Camels and Needles

in Deep Dives2 months ago

If you've ever learned anything about the Bible, you'll immediately know what camels and needles have in common: they're bot in one of the Holy Book's most famous quotes.


source: YouTube

Jesus was a socialist. Or rather, he would be a socialist if socialism had existed during His days. The quote from the Bible concerning camels and needles is found in no less than three verses, Matthew 19:24, Mark 10:25 and Luke 18:25 and says: "it is easier for a camel to go through the eye of a needle than for someone who is rich to enter the kingdom of God." The Bible also contains, in 1 Timothy 6:10, which says: "For the love of money is a root of all kinds of evil. Some people, eager for money, have wandered from the faith and pierced themselves with many griefs." All this seems to clearly position Christianity against the excessive accumulation of wealth.

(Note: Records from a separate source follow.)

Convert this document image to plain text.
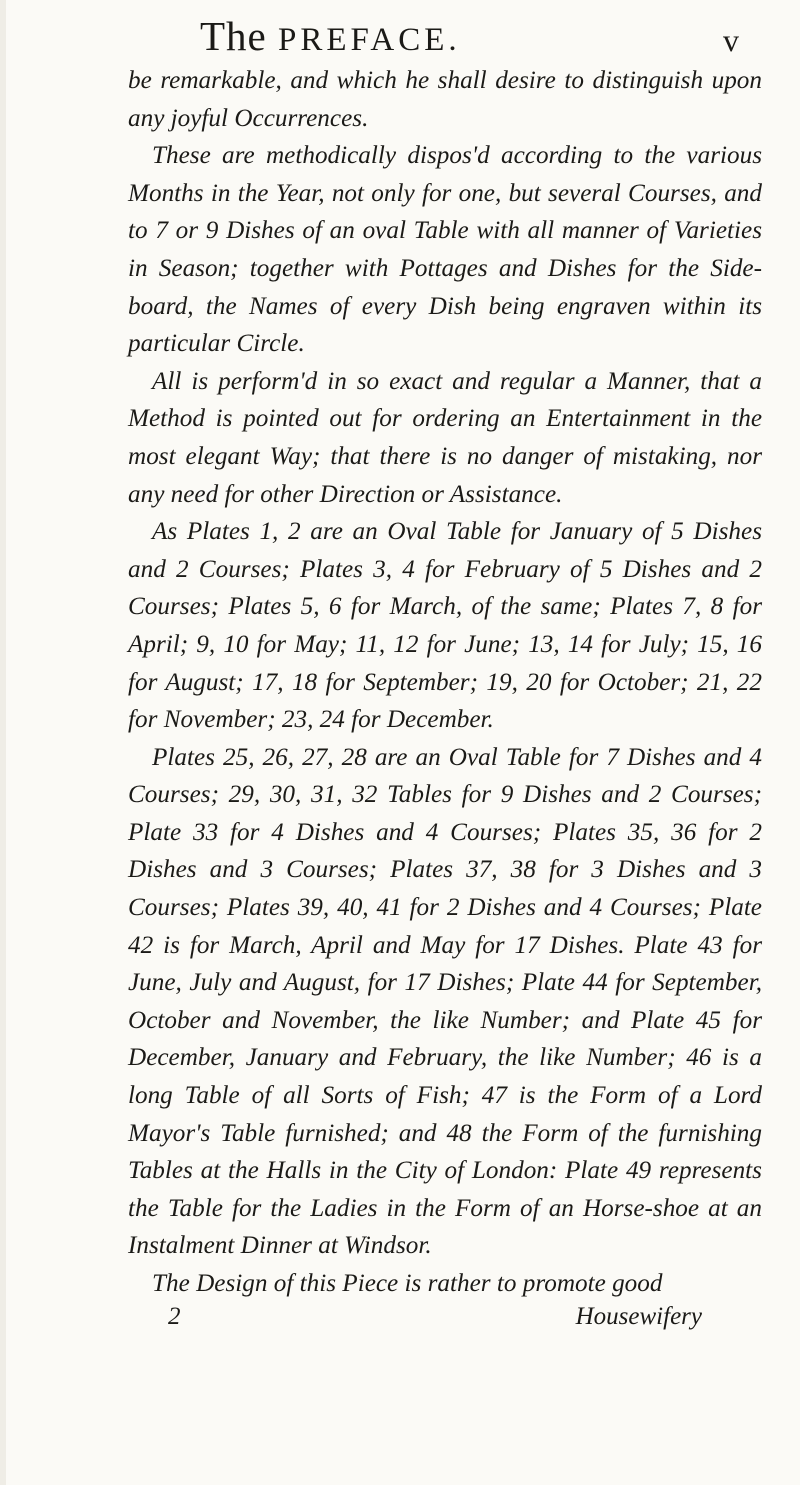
The PREFACE.	v

be remarkable, and which he shall desire to distinguish upon any joyful Occurrences.

These are methodically dispos'd according to the various Months in the Year, not only for one, but several Courses, and to 7 or 9 Dishes of an oval Table with all manner of Varieties in Season; together with Pottages and Dishes for the Side-board, the Names of every Dish being engraven within its particular Circle.

All is perform'd in so exact and regular a Manner, that a Method is pointed out for ordering an Entertainment in the most elegant Way; that there is no danger of mistaking, nor any need for other Direction or Assistance.

As Plates 1, 2 are an Oval Table for January of 5 Dishes and 2 Courses; Plates 3, 4 for February of 5 Dishes and 2 Courses; Plates 5, 6 for March, of the same; Plates 7, 8 for April; 9, 10 for May; 11, 12 for June; 13, 14 for July; 15, 16 for August; 17, 18 for September; 19, 20 for October; 21, 22 for November; 23, 24 for December.

Plates 25, 26, 27, 28 are an Oval Table for 7 Dishes and 4 Courses; 29, 30, 31, 32 Tables for 9 Dishes and 2 Courses; Plate 33 for 4 Dishes and 4 Courses; Plates 35, 36 for 2 Dishes and 3 Courses; Plates 37, 38 for 3 Dishes and 3 Courses; Plates 39, 40, 41 for 2 Dishes and 4 Courses; Plate 42 is for March, April and May for 17 Dishes. Plate 43 for June, July and August, for 17 Dishes; Plate 44 for September, October and November, the like Number; and Plate 45 for December, January and February, the like Number; 46 is a long Table of all Sorts of Fish; 47 is the Form of a Lord Mayor's Table furnished; and 48 the Form of the furnishing Tables at the Halls in the City of London: Plate 49 represents the Table for the Ladies in the Form of an Horse-shoe at an Instalment Dinner at Windsor.

The Design of this Piece is rather to promote good

2	Housewifery
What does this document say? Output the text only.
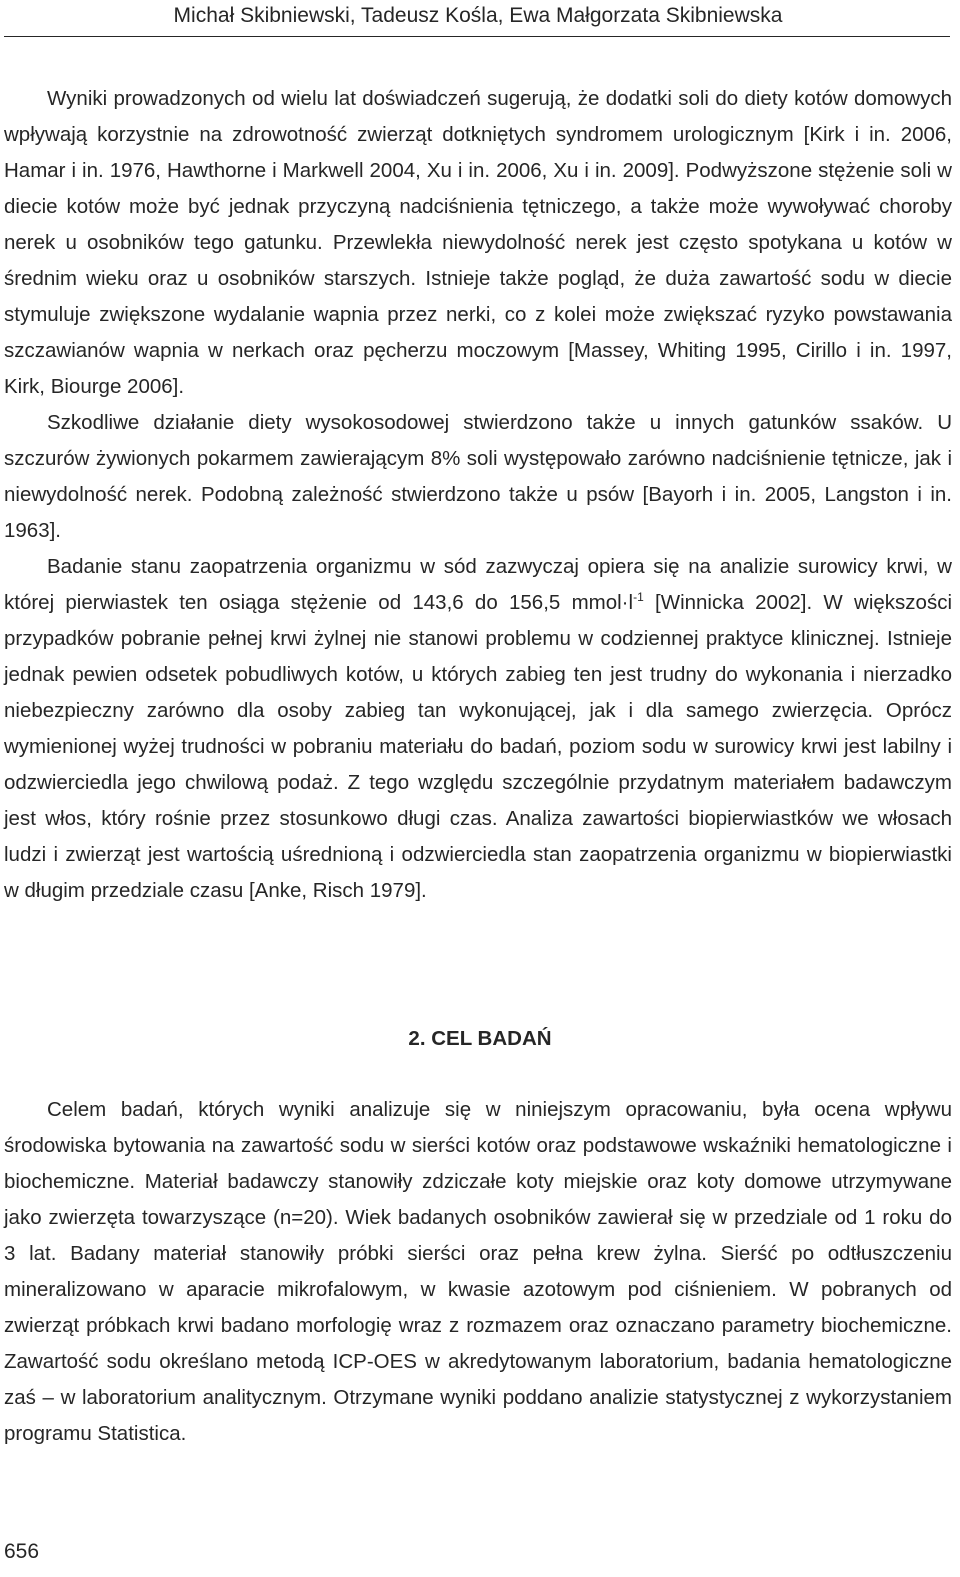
Michał Skibniewski, Tadeusz Kośla, Ewa Małgorzata Skibniewska

Wyniki prowadzonych od wielu lat doświadczeń sugerują, że dodatki soli do diety kotów domowych wpływają korzystnie na zdrowotność zwierząt dotkniętych syndromem urologicznym [Kirk i in. 2006, Hamar i in. 1976, Hawthorne i Markwell 2004, Xu i in. 2006, Xu i in. 2009]. Podwyższone stężenie soli w diecie kotów może być jednak przyczyną nadciśnienia tętniczego, a także może wywoływać choroby nerek u osobników tego gatunku. Przewlekła niewydolność nerek jest często spotykana u kotów w średnim wieku oraz u osobników starszych. Istnieje także pogląd, że duża zawartość sodu w diecie stymuluje zwiększone wydalanie wapnia przez nerki, co z kolei może zwiększać ryzyko powstawania szczawianów wapnia w nerkach oraz pęcherzu moczowym [Massey, Whiting 1995, Cirillo i in. 1997, Kirk, Biourge 2006].

Szkodliwe działanie diety wysokosodowej stwierdzono także u innych gatunków ssaków. U szczurów żywionych pokarmem zawierającym 8% soli występowało zarówno nadciśnienie tętnicze, jak i niewydolność nerek. Podobną zależność stwierdzono także u psów [Bayorh i in. 2005, Langston i in. 1963].

Badanie stanu zaopatrzenia organizmu w sód zazwyczaj opiera się na analizie surowicy krwi, w której pierwiastek ten osiąga stężenie od 143,6 do 156,5 $mmol\cdot l^{-1}$ [Winnicka 2002]. W większości przypadków pobranie pełnej krwi żylnej nie stanowi problemu w codziennej praktyce klinicznej. Istnieje jednak pewien odsetek pobudliwych kotów, u których zabieg ten jest trudny do wykonania i nierzadko niebezpieczny zarówno dla osoby zabieg tan wykonującej, jak i dla samego zwierzęcia. Oprócz wymienionej wyżej trudności w pobraniu materiału do badań, poziom sodu w surowicy krwi jest labilny i odzwierciedla jego chwilową podaż. Z tego względu szczególnie przydatnym materiałem badawczym jest włos, który rośnie przez stosunkowo długi czas. Analiza zawartości biopierwiastków we włosach ludzi i zwierząt jest wartością uśrednioną i odzwierciedla stan zaopatrzenia organizmu w biopierwiastki w długim przedziale czasu [Anke, Risch 1979].

2. CEL BADAŃ

Celem badań, których wyniki analizuje się w niniejszym opracowaniu, była ocena wpływu środowiska bytowania na zawartość sodu w sierści kotów oraz podstawowe wskaźniki hematologiczne i biochemiczne. Materiał badawczy stanowiły zdziczałe koty miejskie oraz koty domowe utrzymywane jako zwierzęta towarzyszące (n=20). Wiek badanych osobników zawierał się w przedziale od 1 roku do 3 lat. Badany materiał stanowiły próbki sierści oraz pełna krew żylna. Sierść po odtłuszczeniu mineralizowano w aparacie mikrofalowym, w kwasie azotowym pod ciśnieniem. W pobranych od zwierząt próbkach krwi badano morfologię wraz z rozmazem oraz oznaczano parametry biochemiczne. Zawartość sodu określano metodą ICP-OES w akredytowanym laboratorium, badania hematologiczne zaś – w laboratorium analitycznym. Otrzymane wyniki poddano analizie statystycznej z wykorzystaniem programu Statistica.

656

But what's more important is the way Jesus lived, helping the poor and destitute whenever he could. And the only times Jesus got mad, was out of empathy for his people, when he saw that adherence to rules was prioritized over caring for people, when harm was done to children, or when people had ulterior motives and selfish ambitions. He couldn't stand selfishness. He was an egalitarian. He got angry at people doing things, right or wrong, for selfish reasons. And what's even more important for this article;

Most commonly, Jesus got mad at the religious leaders because really, they were just religious phonies. They pretended to be good, but in reality, they were just as messed up as everyone else. But they refused to admit and acknowledge their own sin.

Jesus famously calls out this hypocrisy by saying they wash the outside of the cup but ignore the inside (Matthew 23:25-32). They cared more about what people thought of them, that they would appear to be righteous. In doing so, they ignored the dirtiness of their heart. In other words, they ignored what was more important for the sake of appearances.

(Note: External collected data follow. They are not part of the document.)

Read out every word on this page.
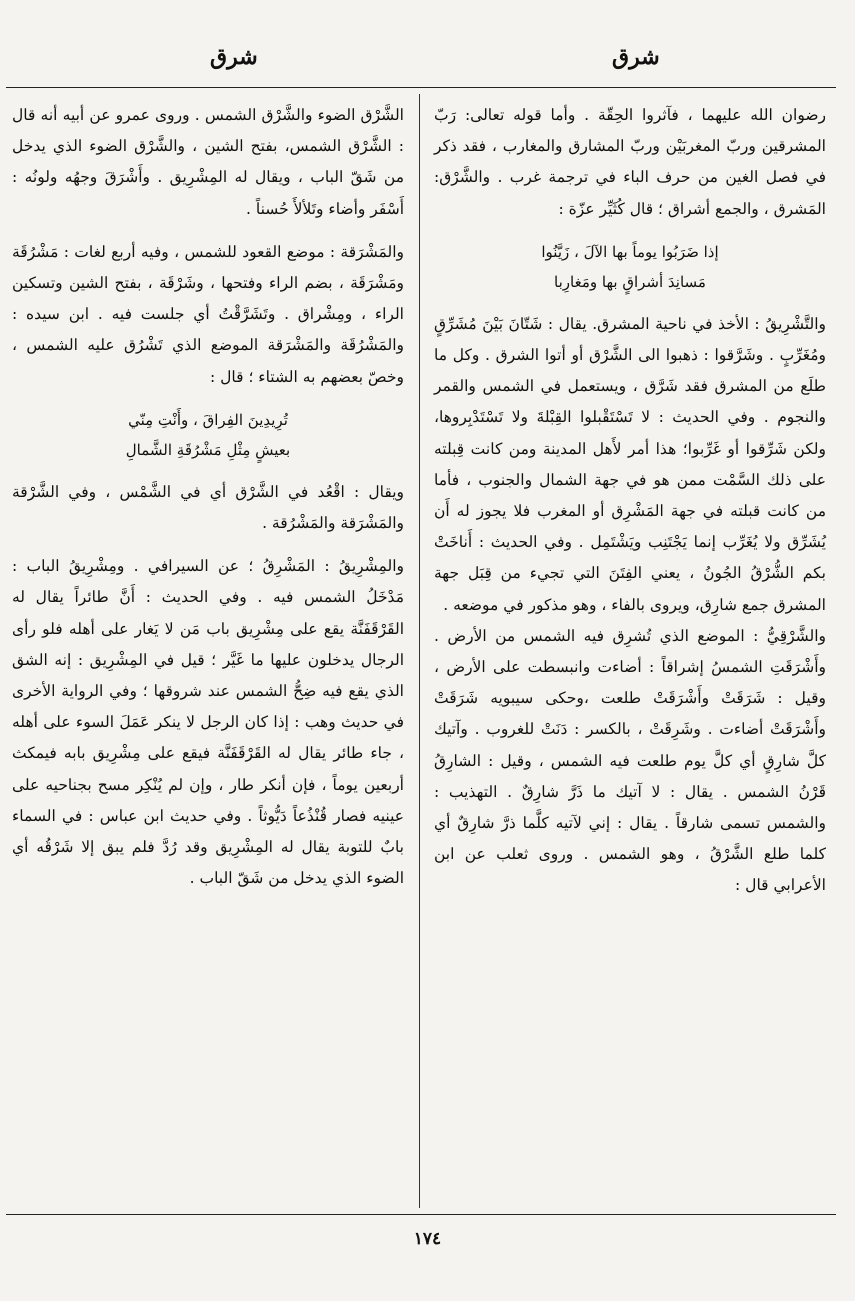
شرق
شرق

رضوان الله عليهما ، فآثروا الحِقّة . وأما قوله تعالى: رَبّ المشرقين وربّ المغربَيْن وربّ المشارق والمغارب ، فقد ذكر في فصل الغين من حرف الباء في ترجمة غرب . والشَّرْق: المَشرق ، والجمع أشراق ؛ قال كُثَيِّر عزّة :

إذا ضَرَبُوا يوماً بها الآلَ ، زَيَّنُوا
مَسانِدَ أشراقٍ بها ومَغارِبا

والتَّشْرِيقُ : الأخذ في ناحية المشرق. يقال : شَتّانَ بَيْنَ مُشَرِّقٍ ومُغَرِّبٍ . وشَرَّقوا : ذهبوا الى الشَّرْق أو أتوا الشرق . وكل ما طلَع من المشرق فقد شَرَّق ، ويستعمل في الشمس والقمر والنجوم . وفي الحديث : لا تَسْتَقْبلوا القِبْلةَ ولا تَسْتَدْبِروها، ولكن شَرِّقوا أو غَرِّبوا؛ هذا أمر لأَهل المدينة ومن كانت قِبلته على ذلك السَّمْت ممن هو في جهة الشمال والجنوب ، فأما من كانت قبلته في جهة المَشْرِق أو المغرب فلا يجوز له أَن يُشَرِّق ولا يُغَرِّب إنما يَجْتَنِب ويَشْتَمِل . وفي الحديث : أَناخَتْ بكم الشُّرْقُ الجُونُ ، يعني الفِتَنَ التي تجيء من قِبَل جهة المشرق جمع شارِق، ويروى بالفاء ، وهو مذكور في موضعه .

والشَّرْقِيُّ : الموضع الذي تُشرِق فيه الشمس من الأرض . وأَشْرَقَتِ الشمسُ إشراقاً : أضاءت وانبسطت على الأرض ، وقيل : شَرَقَتْ وأَشْرَقَتْ طلعت ،وحكى سيبويه شَرَقَتْ وأَشْرَقَتْ أضاءت . وشَرِقَتْ ، بالكسر : دَنَتْ للغروب . وآتيك كلَّ شارِقٍ أي كلَّ يوم طلعت فيه الشمس ، وقيل : الشارِقُ قَرْنُ الشمس . يقال : لا آتيك ما ذَرَّ شارِقٌ . التهذيب : والشمس تسمى شارقاً . يقال : إني لآتيه كلَّما ذرَّ شارِقٌ أي كلما طلع الشَّرْقُ ، وهو الشمس . وروى ثعلب عن ابن الأعرابي قال :

الشَّرْق الضوء والشَّرْق الشمس . وروى عمرو عن أبيه أنه قال : الشَّرْق الشمس، بفتح الشين ، والشَّرْق الضوء الذي يدخل من شَقّ الباب ، ويقال له المِشْرِيق . وأَشْرَقَ وجهُه ولونُه : أَسْفَر وأضاء وتَلألأَ حُسناً .

والمَشْرَقة : موضع القعود للشمس ، وفيه أربع لغات : مَشْرُقَة ومَشْرَقَة ، بضم الراء وفتحها ، وشَرْقَة ، بفتح الشين وتسكين الراء ، ومِشْراق . وتَشَرَّقْتُ أي جلست فيه . ابن سيده : والمَشْرُقَة والمَشْرَقة الموضع الذي تَشْرُق عليه الشمس ، وخصّ بعضهم به الشتاء ؛ قال :

تُرِيدِينَ الفِراقَ ، وأَنْتِ مِنّي
بعيشٍ مِثْلِ مَشْرُقَةِ الشَّمالِ

ويقال : اقْعُد في الشَّرْق أي في الشَّمْس ، وفي الشَّرْقة والمَشْرَقة والمَشْرُقة .

والمِشْرِيقُ : المَشْرِقُ ؛ عن السيرافي . ومِشْرِيقُ الباب : مَدْخَلُ الشمس فيه . وفي الحديث : أَنَّ طائراً يقال له القَرْقَفَنَّة يقع على مِشْرِيق باب مَن لا يَغار على أهله فلو رأى الرجال يدخلون عليها ما غَيَّر ؛ قيل في المِشْرِيق : إنه الشق الذي يقع فيه ضِحُّ الشمس عند شروقها ؛ وفي الرواية الأخرى في حديث وهب : إذا كان الرجل لا ينكر عَمَلَ السوء على أهله ، جاء طائر يقال له القَرْقَفَنَّة فيقع على مِشْرِيق بابه فيمكث أربعين يوماً ، فإن أنكر طار ، وإن لم يُنْكِر مسح بجناحيه على عينيه فصار قُنْذُعاً دَيُّوثاً . وفي حديث ابن عباس : في السماء بابٌ للتوبة يقال له المِشْرِيق وقد رُدَّ فلم يبق إلا شَرْقُه أي الضوء الذي يدخل من شَقّ الباب .

١٧٤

It’s important to note Jesus wasn’t mad at them because of their sin. He was mad because they pretended they were better than they were. Jesus came for the sinners and the sick, but he got mad at those who were self-righteous.

source: Rethink

How then, do we explain the televangelists who preach the "prosperity gospel"? How do we explain the evangelical Christian nationalists who go against God's command to take care of the sick and welcome strangers, while declaring Trump a New Messiah? How can they equate Christian faith with material and financial success for themselves and not for others? How do American conservatives, whose ideology is based on the idea that individual wealth-accumulation is an inherent good, square that circle? How can anyone, in the light of what Jesus, his life and his word represent, call themselves a libertarian and a Christian at the same time? I found some interesting answers to these questions in a book review of Law Reed's book "Was Jesus A Socialist?"

Reed takes some of the chapters from the Bible that clearly explain exactly what I've explained in the opening paragraphs of this post, and interprets them in creative ways to show that Jesus was in fact a libertarian. He bends the words of his Holy Book in ways that show the Holyness of the Legal Contract. He interprets Matthew 20:1-16 the parable of the workers in the vineyard, which closes with another famous quote, "so the last will be first, and the first last," for it to mean that The Kingdom of Heaven is governed by a private land-owner who contracts volunteers, paying them the wages he decides are worthy of their individual contributions. This is diametrically opposed to the way this parable is usually interpreted, namely as evidence of God's grace and egalitarianism because he treats all workers, no matter how long they've worked, with the same gratitude and dignity. Reed takes it to mean that the owner pays all workers whatever he wants, calculating hourly wages and assessing supply and demand. Ridiculous, of course.

Reed also thinks that the parables of the lost sheep, the lost coin and the prodigal son show "the critical value of the solitary individual," when in fact they celebrate the rejoining of these individuals with the loving community they are part of.

As Reed moves on to treat the “values” of Jesus, his book becomes progressively more dishonest. For example, he discusses chapter 15 of Luke’s gospel, which comprises three famous parables: the lost sheep, the lost coin, and the prodigal son, all of which are part of Jesus’s response to the charge that he associated with sinners. The first parable tells of a shepherd who loses a sheep, tirelessly searches for the lost one, and celebrates with his neighbors once he’s found it; the second tells of a widow with ten silver coins who loses one and does the same as the shepherd; the third and most famous is the story of a young man who demanded his inheritance, spent it all, and was nonetheless welcomed back by his father with a great feast. These parables, Reed says, “emphasize the critical value of the solitary individual.” I invite readers to glance through these parables themselves and decide whether that is a tenable reading.
source: Current Affairs

Read the entire article; it's really good. If I was a Christian, I'd steer clear of any religious leader who preaches the prosperity gospel, Christian nationalism, or claims that homosexuals and abortion are works of the Devil. Jesus was a kindhearted, forgiving man who preached that sinners are to be welcomed into the Kingdom of Heaven and that riches are to be redistributed to the needy and that strangers are to be welcomed. Camels don't fit through needles. Period.